The most important disconnect between GPPLs—such as C#, VB7+, or Java—and DBPLs or XMLPLs is the lack of a single compatible type system. Such a type system must be sufficiently flexible to accommodate the sophisticated language constructs, object orientation, inheritance, polymorphism, and other features of today's GPPLs. The type system also must support DBPLs' relational tables, SQL queries, and nullable data types; and hierarchical XML documents or fragments, elements, and attributes for XMLPLs. .NET 2.0 has three basic type systems: SQL for relational table data types; XSD for XML, XPath, XSLT, and—prior to beta 2—XQuery; and CLR for GPPL requirements. The ADO.NET 2.0 API bridges SQL and CLR data types; SQLXML 4.0 ties SQL to XSD; and System.Xml spans XSD and CLR. Different APIs for each data type cause developers to spend an inordinate amount of time to learn, write, debug, and rewrite brittle plumbing code. The usual culprits that break the pipes are bad SQL query strings, or XML tags or content that don't get checked until run time.

One of the goals of the Orcas release's .NET 3.0, VB 9.0, and C# 3.0 is to simplify database and XML plumbing code dramatically. Related goals are to enable the VB or C# compiler to construct and validate SQL-style queries, XPath-style operators, and XML instances or literals as first-class, CLR-compatible objects. Achieving these goals requires extending the .NET CLR type system and customizing the VB and C# compilers. The payoff for .NET developers will be increased productivity with early binding, compile-time validation, and IntelliSense for SQL-style queries, resultsets, and XML literals.
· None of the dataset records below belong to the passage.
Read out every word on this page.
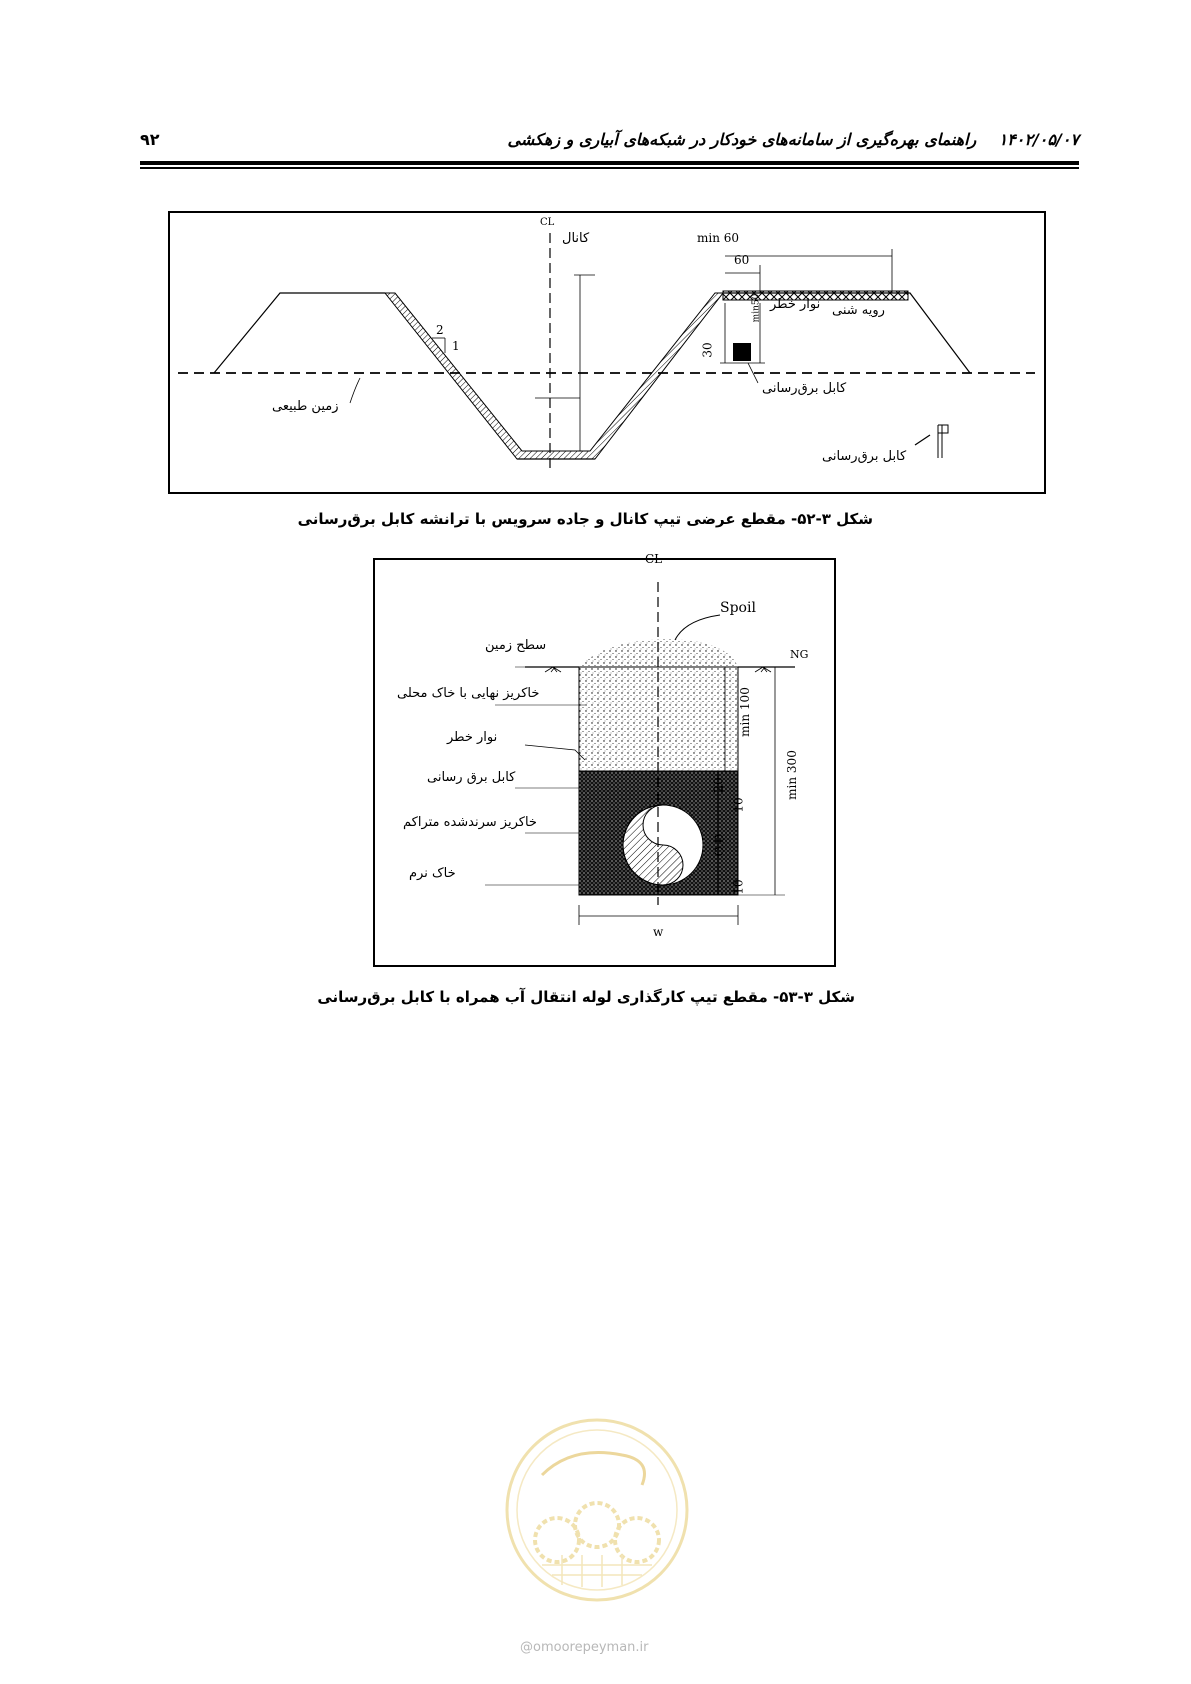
۱۴۰۲/۰۵/۰۷    راهنمای بهره‌گیری از سامانه‌های خودکار در شبکه‌های آبیاری و زهکشی
۹۲
CL
کانال	min 60
60
نوار خطر
min50	رویه شنی
30
2
1
زمین طبیعی
کابل برق‌رسانی
کابل برق‌رسانی
شکل ۳-۵۲- مقطع عرضی تیپ کانال و جاده سرویس با ترانشه کابل برق‌رسانی
CL
Spoil
NG
سطح زمین
خاکریز نهایی با خاک محلی
نوار خطر
کابل برق رسانی
خاکریز سرندشده متراکم
خاک نرم
min 100
min 300
20
10
O.D
10
w
شکل ۳-۵۳- مقطع تیپ کارگذاری لوله انتقال آب همراه با کابل برق‌رسانی
@omoorepeyman.ir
Microsoft Research's Cω (C-Omega, formerly X# and Xen) extensions to the .NET type system and C# language were the first steps to a unified type system that treats SQL-style queries, query resultsets, and XML content as full-fledged members of the .NET 1.1 CLR type system (see Additional Resources). Cω introduced the stream type, which is analogous to the .NET Framework 2.0's System.Collections.Generic.IEnumerable<T> type and contains an ordered, homogeneous set of zero or more items. You use the C# foreach statement to access all the stream's items. Cω also defined constructors for typed tuples (called anonymous structs). Anonymous structs differ from conventional C# structs as follows: Anonymous structs don't have an explicit type name; fields are ordered so you can access them from an array index; fields need not be named (but must be typed); multiple fields with the same name are allowed and return a stream when accessed by name.